Defensiveness is seen in statements like “Many of our issues are just not my problem” or “I have to defend myself because the charges against me are so unfair.” Statements such as “I try to point out the flaws in my partner’s personality that need improvement” or “I feel disgusted by some of my partner’s attitudes” assess contempt. Stonewalling is when one partner just tunes out and ignores the other, usually after a barrage of criticism. Putting up a wall of silence is an attempt to protect the stonewaller from getting flooded by physical and emotional over- reactivity. Of all the Horsemen, Dr. Gottman says this is the most likely to end a relationship.
The good news is that each of these Horsemen has an antidote. The first step is recognizing these interactions when they occur. Often when couples are stuck in a cycle of negative communication, each person is unable to see his or her own part in the problem. But with gentle coaching, clients learn to notice when they are criticizing, being contemptuous, on the defensive, or stonewalling.
Next, I show couples alternative ways to expressing themselves by using a specific antidote to each Horseman. Today, let’s talk about the antidote to criticism.

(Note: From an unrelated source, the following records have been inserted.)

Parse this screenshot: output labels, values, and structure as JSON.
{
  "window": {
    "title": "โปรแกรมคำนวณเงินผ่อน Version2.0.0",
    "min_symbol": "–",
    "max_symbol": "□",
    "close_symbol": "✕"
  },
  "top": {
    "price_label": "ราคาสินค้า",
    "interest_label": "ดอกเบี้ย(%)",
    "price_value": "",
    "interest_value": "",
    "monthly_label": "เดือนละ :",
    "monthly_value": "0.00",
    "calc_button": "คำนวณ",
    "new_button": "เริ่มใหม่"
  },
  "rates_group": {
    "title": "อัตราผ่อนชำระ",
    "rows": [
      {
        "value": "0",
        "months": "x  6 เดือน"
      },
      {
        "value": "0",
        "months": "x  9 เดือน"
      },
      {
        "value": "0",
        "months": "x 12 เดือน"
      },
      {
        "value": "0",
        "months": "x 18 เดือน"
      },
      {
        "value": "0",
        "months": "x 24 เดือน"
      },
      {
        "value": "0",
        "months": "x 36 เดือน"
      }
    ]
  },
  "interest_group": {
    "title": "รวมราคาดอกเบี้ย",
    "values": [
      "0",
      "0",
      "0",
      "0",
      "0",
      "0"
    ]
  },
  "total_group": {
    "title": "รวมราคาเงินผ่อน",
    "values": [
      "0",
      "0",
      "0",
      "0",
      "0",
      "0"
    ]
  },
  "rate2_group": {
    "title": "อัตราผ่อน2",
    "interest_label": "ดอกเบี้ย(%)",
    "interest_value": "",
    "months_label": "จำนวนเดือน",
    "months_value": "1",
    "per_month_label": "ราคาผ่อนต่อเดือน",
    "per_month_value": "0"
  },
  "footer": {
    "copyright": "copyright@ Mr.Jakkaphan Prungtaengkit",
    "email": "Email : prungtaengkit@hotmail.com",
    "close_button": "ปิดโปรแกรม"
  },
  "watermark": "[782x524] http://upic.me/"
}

Learning to complain without blame is key to short-circuiting criticism. Any relationship may give rise to legitimate complaints. But the key to avoiding defensiveness in your partner is to complain in a way that does not place blame.
The formula is pretty simple: “When _________ happens, it makes me feel____________. What I would like from you is_________________.” For instance, when Judy says to Mark, “You’re always putting your parents’ needs before mine. You’re such an inconsiderate jerk,” the likely response from Mark might be, “I do not! And if I do, it’s because you don’t take any time to connect with them, so I have to do it all!” Placing blame just engenders defensiveness, continuing the cycle of criticism.
Helping Judy to find a different way to express her feelings might sound something like this: “Mark, I miss feeling connected to you when we are with your family. Do you think that this weekend when we see them, we can stay close? It would help me if you’d check in with me every once in a while.” In this version, Judy takes responsibility for her feelings and then asks directly for what she wants without making Mark out to be the bad guy. Mark, in turn, can listen to Judy’s request without feeling he has to justify and defend.
Antidotes to the other three Horsemen will be taken up in another post. But understanding how these concepts affect communication in marriage goes a long way to helping couples manage conflict.